Before I answer your question let me say, in general it is considered good practice to have a Validation set that is completely distinct from your Test set. You may or may not be aware of this fact, but you seem to gloss over it in your question, so I wanted to make that explicitly clear.

The answer to your question would be an average across all mini-batches of your Test set, as the Test set is supposed to represent an unbiased representation of how that NN may perform in the wild. Another way of stating this would be that the test set (since you haven't tuned your hyper-parameters to do well on that set) should represent how well your network generalizes, which is the goal for any network.

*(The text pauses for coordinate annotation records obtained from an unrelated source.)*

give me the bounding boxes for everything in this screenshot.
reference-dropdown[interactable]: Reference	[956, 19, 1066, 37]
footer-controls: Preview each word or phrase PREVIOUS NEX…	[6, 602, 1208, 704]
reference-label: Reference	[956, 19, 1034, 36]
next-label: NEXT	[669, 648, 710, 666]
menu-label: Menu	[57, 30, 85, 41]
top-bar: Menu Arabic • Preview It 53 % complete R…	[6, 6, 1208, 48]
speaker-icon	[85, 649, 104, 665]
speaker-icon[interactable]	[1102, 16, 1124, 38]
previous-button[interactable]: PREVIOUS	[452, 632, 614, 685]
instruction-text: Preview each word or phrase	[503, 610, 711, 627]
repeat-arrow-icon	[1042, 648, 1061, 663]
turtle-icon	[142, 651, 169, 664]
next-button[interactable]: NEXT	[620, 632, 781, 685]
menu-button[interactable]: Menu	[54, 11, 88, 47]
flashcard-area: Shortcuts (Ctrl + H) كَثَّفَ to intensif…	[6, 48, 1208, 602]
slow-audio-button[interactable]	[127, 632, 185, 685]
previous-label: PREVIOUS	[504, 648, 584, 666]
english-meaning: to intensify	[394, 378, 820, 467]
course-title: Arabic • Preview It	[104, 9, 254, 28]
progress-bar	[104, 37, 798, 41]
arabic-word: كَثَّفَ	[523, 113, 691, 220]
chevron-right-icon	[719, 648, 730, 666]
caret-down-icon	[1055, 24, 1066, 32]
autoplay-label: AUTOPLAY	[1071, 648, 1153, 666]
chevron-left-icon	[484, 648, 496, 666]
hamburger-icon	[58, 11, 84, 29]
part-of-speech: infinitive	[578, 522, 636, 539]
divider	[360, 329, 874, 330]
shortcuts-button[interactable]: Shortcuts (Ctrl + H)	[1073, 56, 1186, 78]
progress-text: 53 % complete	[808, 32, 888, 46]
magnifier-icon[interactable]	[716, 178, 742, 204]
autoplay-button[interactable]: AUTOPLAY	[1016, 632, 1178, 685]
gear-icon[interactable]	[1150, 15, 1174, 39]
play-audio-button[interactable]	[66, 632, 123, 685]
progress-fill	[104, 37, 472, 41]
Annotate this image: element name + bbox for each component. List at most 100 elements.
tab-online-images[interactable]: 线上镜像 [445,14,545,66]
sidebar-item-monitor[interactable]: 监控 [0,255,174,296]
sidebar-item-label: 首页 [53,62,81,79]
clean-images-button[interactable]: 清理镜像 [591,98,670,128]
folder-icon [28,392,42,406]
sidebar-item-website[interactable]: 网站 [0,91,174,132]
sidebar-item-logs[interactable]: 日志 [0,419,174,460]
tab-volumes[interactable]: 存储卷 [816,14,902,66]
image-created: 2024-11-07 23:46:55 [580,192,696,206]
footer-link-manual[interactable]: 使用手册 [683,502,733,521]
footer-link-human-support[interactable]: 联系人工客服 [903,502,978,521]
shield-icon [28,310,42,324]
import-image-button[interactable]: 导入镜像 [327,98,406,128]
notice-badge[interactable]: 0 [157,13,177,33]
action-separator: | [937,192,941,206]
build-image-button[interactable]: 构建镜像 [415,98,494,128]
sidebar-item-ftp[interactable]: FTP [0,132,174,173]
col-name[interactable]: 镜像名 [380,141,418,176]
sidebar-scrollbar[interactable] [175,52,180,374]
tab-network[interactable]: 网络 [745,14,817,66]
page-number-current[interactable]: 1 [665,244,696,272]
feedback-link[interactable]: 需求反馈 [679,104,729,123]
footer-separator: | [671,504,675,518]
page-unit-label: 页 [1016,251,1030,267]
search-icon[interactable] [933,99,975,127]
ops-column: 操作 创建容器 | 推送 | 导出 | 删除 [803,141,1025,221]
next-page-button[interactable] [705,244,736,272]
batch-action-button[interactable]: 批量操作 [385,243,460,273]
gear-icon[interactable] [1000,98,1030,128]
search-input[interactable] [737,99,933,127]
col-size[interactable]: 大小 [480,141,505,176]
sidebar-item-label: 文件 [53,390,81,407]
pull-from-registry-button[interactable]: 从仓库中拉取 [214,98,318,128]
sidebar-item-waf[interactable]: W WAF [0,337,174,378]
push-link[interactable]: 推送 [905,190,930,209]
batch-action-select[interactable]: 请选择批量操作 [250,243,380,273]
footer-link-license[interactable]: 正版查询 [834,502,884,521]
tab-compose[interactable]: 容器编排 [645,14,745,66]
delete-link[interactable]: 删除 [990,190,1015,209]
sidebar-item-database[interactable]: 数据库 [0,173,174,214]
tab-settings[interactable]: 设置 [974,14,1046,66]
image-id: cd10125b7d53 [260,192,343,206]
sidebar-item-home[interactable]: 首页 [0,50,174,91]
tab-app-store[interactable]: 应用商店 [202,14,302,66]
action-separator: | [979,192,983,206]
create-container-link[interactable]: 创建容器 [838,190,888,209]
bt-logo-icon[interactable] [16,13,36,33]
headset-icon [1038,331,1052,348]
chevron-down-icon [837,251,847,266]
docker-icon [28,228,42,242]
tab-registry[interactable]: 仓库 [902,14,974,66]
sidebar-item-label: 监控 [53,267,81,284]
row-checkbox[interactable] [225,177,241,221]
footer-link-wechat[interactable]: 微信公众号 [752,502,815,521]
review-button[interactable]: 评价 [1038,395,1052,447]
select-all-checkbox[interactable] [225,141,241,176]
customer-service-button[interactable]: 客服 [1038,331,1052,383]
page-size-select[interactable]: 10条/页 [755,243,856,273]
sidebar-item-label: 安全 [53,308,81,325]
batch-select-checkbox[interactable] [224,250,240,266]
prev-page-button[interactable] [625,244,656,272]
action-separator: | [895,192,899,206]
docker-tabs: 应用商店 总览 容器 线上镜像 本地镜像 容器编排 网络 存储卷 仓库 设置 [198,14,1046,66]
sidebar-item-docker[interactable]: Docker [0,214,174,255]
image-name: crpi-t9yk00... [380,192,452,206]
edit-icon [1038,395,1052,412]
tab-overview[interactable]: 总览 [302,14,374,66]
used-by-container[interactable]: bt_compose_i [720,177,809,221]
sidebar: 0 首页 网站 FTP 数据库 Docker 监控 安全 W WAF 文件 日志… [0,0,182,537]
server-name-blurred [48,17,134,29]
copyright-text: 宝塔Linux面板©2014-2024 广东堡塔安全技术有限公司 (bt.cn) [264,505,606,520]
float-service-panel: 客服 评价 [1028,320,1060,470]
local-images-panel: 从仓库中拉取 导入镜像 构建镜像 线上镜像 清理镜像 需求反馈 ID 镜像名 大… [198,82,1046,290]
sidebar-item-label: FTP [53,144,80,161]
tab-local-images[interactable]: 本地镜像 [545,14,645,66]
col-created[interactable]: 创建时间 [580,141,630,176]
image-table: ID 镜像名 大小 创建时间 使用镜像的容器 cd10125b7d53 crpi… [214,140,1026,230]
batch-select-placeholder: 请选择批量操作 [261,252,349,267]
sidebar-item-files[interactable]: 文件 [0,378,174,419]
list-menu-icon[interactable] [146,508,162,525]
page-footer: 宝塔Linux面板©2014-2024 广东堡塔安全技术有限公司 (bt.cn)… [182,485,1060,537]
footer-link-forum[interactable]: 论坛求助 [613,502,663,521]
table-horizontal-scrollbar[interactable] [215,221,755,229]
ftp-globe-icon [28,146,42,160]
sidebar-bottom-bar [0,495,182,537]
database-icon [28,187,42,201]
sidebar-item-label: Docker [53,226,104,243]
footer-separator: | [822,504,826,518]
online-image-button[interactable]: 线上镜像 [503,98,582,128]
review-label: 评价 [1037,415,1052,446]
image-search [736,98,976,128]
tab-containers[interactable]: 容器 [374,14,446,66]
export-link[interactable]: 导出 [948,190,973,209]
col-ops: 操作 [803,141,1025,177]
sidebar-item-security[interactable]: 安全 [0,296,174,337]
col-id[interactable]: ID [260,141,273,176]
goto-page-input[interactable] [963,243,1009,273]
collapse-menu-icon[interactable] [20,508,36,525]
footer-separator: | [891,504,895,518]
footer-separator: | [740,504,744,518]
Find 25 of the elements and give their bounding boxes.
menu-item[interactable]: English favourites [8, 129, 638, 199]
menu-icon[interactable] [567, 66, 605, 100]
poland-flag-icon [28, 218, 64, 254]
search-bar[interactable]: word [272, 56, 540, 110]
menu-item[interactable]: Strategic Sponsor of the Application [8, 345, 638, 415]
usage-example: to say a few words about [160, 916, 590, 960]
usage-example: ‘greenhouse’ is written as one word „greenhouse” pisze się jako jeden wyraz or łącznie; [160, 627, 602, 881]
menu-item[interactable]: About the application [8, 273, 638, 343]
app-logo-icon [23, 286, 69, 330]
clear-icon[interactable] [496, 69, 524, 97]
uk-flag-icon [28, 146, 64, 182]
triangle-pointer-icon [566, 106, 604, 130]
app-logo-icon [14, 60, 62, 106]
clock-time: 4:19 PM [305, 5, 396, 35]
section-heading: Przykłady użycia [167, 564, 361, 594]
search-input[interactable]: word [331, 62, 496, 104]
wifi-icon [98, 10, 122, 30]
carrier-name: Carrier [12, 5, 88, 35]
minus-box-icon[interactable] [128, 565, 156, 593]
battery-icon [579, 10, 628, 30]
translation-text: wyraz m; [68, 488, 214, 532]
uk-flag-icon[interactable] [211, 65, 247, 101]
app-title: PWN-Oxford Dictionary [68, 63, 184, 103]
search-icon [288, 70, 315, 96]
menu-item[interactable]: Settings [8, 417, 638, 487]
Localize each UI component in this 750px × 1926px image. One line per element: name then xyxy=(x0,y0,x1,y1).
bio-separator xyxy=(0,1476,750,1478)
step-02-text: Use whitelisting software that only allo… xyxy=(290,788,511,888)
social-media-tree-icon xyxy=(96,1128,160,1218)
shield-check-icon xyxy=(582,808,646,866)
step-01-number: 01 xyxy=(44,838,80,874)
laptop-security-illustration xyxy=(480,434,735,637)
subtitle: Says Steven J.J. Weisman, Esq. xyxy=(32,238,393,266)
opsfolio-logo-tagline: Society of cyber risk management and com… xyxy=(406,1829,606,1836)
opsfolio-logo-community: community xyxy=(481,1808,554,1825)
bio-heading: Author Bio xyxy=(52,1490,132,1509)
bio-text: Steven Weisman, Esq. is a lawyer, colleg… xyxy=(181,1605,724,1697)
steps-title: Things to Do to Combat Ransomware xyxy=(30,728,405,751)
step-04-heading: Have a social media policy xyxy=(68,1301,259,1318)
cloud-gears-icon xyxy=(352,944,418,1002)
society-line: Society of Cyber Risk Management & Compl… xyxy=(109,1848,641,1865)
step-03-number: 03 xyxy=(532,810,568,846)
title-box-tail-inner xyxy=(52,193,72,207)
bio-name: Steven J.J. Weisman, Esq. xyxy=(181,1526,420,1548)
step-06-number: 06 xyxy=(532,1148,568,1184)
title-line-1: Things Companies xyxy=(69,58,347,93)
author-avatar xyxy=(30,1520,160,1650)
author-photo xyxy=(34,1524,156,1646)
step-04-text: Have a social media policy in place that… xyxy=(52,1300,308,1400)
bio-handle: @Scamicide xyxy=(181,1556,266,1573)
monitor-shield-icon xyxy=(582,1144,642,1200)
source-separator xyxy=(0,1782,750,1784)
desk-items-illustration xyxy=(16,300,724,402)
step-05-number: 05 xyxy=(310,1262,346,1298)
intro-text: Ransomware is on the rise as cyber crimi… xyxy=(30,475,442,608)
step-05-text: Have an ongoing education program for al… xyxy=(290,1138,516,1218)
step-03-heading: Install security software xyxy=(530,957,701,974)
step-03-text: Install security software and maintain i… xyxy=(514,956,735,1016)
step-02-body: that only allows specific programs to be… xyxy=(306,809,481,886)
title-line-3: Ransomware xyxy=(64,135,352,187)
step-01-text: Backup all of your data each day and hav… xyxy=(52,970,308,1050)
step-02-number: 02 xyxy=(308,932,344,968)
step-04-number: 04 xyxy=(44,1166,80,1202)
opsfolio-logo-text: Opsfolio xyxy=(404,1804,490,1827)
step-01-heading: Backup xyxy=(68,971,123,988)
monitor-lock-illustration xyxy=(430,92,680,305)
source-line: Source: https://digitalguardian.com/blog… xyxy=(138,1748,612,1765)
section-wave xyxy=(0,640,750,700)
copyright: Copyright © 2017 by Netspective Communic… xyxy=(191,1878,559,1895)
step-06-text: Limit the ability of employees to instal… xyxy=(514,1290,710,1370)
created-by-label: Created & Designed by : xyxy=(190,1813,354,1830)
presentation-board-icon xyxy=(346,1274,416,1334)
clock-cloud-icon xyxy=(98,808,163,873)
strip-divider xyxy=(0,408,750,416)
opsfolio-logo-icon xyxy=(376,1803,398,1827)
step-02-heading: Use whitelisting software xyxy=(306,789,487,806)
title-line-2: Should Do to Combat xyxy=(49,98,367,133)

It would likely be considered deceptive academic practice to cherry-pick the best mini-batch for publishing results, and generally any published results should be able to be reproduced by other researchers. If you artificially conflate your accuracy by choosing the best mini-batch, that would make replication of your results difficult for other researchers and would likely lead other researchers to question the validity of your claims.

Examples of this can be seen in other areas of Science: many researchers have swiftly ruined their careers by publishing results that are not able to be reproduced by other researchers.

While I can't explicitly tell you whether or not this is typical of academic publications in this field of study, it is definitely unethical, probably immoral, and, as you have already stated yourself, not good practice.

It is likely that as this field grows in maturity, more attention will be paid to replication of results, and in doing so, will make the ability to replicate results vital to not only the integrity of the researcher, but also whether or not the research is generally accepted.

Please note that reproducability is a standard in all Scientific endeavors, and Computer Scientists are not the only ones facing this issue. For instance, I just ran across this BBC article about reproducability. This article (tangentially) addresses some of the points you have brought up with this question. This article also addresses the issue of, and need for, reproducability in general.